Damo klingt zarter, nicht so nach vorne treibend.

Ja, aber er war genauso toll wie Malcolm Mooney. Nur war Malcolm für den Start enorm wichtig. Ich weiß nicht, wie es gekommen wäre, hätten wir als erstes Damo gefunden und danach Malcolm. Ich glaube, das hätte dann eine ganz andere Wendung genommen, eine weniger positive, weil wir zunächst dringend lernen mussten, uns zu reduzieren und ganz elementare Rhythmen zu spielen. Auch Irmin, der ausgebildeter Dirigent war, hatte größte Mühe, nur bis Vier zu zählen. Wie wir alle. Du bist viel zu befangen. Dir fehlt diese Selbstverständlichkeit, Dinge aus dem Hören heraus zu machen. Das ist es, was Jaki sofort erkannt hatte. Alle Ratschläge, die er damals eingebracht hat, zielten darauf, möglichst viel hinzuhören und möglichst wenig selbst dazu zu tun. Das war eigentlich genau die Keimzelle von Can und ihrer Power - und ihrem Weg, als ein Team aufzutreten, was keine Solisten kannte.

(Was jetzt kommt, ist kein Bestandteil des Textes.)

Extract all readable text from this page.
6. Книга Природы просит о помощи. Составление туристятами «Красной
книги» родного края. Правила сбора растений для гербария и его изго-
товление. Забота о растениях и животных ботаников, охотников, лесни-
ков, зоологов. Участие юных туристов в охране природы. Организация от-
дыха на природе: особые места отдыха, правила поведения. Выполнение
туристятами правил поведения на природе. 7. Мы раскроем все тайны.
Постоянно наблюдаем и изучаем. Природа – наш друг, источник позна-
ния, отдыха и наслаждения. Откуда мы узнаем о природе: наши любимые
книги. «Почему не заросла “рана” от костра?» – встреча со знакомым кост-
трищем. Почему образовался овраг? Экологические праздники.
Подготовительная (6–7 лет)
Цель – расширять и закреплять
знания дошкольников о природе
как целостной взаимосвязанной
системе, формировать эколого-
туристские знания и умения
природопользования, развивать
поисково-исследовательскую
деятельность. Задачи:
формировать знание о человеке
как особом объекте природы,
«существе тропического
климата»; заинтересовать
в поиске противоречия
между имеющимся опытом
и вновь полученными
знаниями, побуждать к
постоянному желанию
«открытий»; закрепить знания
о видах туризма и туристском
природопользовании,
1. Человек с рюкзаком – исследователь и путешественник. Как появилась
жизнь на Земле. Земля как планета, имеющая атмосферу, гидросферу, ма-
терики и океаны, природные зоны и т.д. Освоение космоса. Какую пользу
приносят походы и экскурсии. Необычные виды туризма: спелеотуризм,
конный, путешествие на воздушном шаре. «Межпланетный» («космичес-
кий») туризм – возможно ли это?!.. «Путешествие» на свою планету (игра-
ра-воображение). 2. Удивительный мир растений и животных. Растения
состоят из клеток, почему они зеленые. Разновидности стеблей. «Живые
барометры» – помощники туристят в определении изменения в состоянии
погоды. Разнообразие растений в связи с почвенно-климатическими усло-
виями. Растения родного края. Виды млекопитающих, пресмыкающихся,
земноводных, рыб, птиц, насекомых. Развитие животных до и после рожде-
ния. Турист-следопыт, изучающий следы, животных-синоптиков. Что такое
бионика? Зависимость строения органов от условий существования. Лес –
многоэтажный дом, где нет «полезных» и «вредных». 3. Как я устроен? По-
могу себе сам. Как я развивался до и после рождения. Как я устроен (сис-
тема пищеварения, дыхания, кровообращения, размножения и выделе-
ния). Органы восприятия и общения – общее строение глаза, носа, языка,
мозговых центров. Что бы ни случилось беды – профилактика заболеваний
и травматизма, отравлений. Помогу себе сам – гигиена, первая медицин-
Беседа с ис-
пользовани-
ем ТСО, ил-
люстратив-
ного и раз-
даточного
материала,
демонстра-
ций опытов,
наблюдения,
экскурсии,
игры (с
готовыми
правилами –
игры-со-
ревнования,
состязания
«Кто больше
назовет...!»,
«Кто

Das Egalitäre wurde euch später hoch angerechnet, ob in Avantgarde-Wave-Kreisen oder von Kölner Elektronikern in den 90er Jahren. Spornt der Respekt von jüngeren Musikern dazu an, immer wieder an aktuelle Trends anzuknüpfen?

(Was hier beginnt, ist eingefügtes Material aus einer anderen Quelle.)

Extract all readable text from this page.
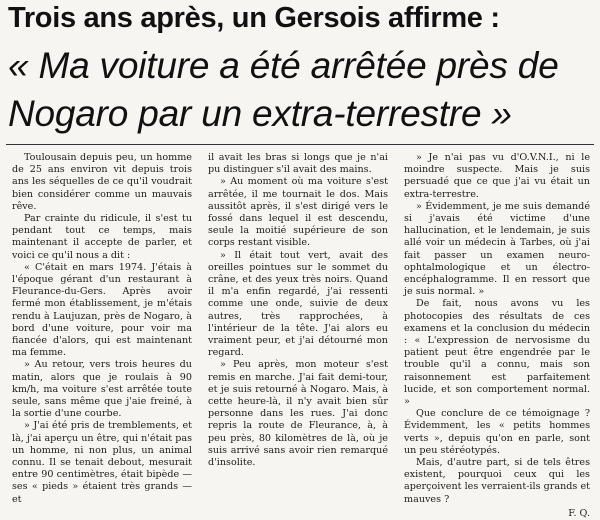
Trois ans après, un Gersois affirme :
« Ma voiture a été arrêtée près de
Nogaro par un extra-terrestre »

Toulousain depuis peu, un homme de 25 ans environ vit depuis trois ans les séquelles de ce qu'il voudrait bien considérer comme un mauvais rêve.

Par crainte du ridicule, il s'est tu pendant tout ce temps, mais maintenant il accepte de parler, et voici ce qu'il nous a dit :

« C'était en mars 1974. J'étais à l'époque gérant d'un restaurant à Fleurance-du-Gers. Après avoir fermé mon établissement, je m'étais rendu à Laujuzan, près de Nogaro, à bord d'une voiture, pour voir ma fiancée d'alors, qui est maintenant ma femme.

» Au retour, vers trois heures du matin, alors que je roulais à 90 km/h, ma voiture s'est arrêtée toute seule, sans même que j'aie freiné, à la sortie d'une courbe.

» J'ai été pris de tremblements, et là, j'ai aperçu un être, qui n'était pas un homme, ni non plus, un animal connu. Il se tenait debout, mesurait entre 90 centimètres, était bipède — ses « pieds » étaient très grands — et

il avait les bras si longs que je n'ai pu distinguer s'il avait des mains.

» Au moment où ma voiture s'est arrêtée, il me tournait le dos. Mais aussitôt après, il s'est dirigé vers le fossé dans lequel il est descendu, seule la moitié supérieure de son corps restant visible.

» Il était tout vert, avait des oreilles pointues sur le sommet du crâne, et des yeux très noirs. Quand il m'a enfin regardé, j'ai ressenti comme une onde, suivie de deux autres, très rapprochées, à l'intérieur de la tête. J'ai alors eu vraiment peur, et j'ai détourné mon regard.

» Peu après, mon moteur s'est remis en marche. J'ai fait demi-tour, et je suis retourné à Nogaro. Mais, à cette heure-là, il n'y avait bien sûr personne dans les rues. J'ai donc repris la route de Fleurance, à, à peu près, 80 kilomètres de là, où je suis arrivé sans avoir rien remarqué d'insolite.

» Je n'ai pas vu d'O.V.N.I., ni le moindre suspecte. Mais je suis persuadé que ce que j'ai vu était un extra-terrestre.

» Évidemment, je me suis demandé si j'avais été victime d'une hallucination, et le lendemain, je suis allé voir un médecin à Tarbes, où j'ai fait passer un examen neuro-ophtalmologique et un électro-encéphalogramme. Il en ressort que je suis normal. »

De fait, nous avons vu les photocopies des résultats de ces examens et la conclusion du médecin : « L'expression de nervosisme du patient peut être engendrée par le trouble qu'il a connu, mais son raisonnement est parfaitement lucide, et son comportement normal. »

Que conclure de ce témoignage ? Évidemment, les « petits hommes verts », depuis qu'on en parle, sont un peu stéréotypés.

Mais, d'autre part, si de tels êtres existent, pourquoi ceux qui les aperçoivent les verraient-ils grands et mauves ?

F. Q.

Das habe ich seit jeher gemacht. Noch bevor ich überhaupt bei Can war, haben mich meine Schüler in der Schule dazu gebracht, mir die Stones oder Jimi Hendrix anzuhören. Zunächst fand ich das alles ziemlich lapidar. Aber dann hieß es: »Wolln se nich bei uns in der Schulband mitspielen?« Und dann tat ich das, und die zeigten mir mehr, was ich zu machen hatte, als ich ihnen etwas hätte zeigen können. Das war die Vorstufenzeit zu Can. Ich hatte plötzlich Blut geleckt, wusste, wo der Zug hingehen sollte.

»The New Millennium« ist an Holger Czukays 65. Geburtstag auf Fuenfundvierzig / Indigo erschienen.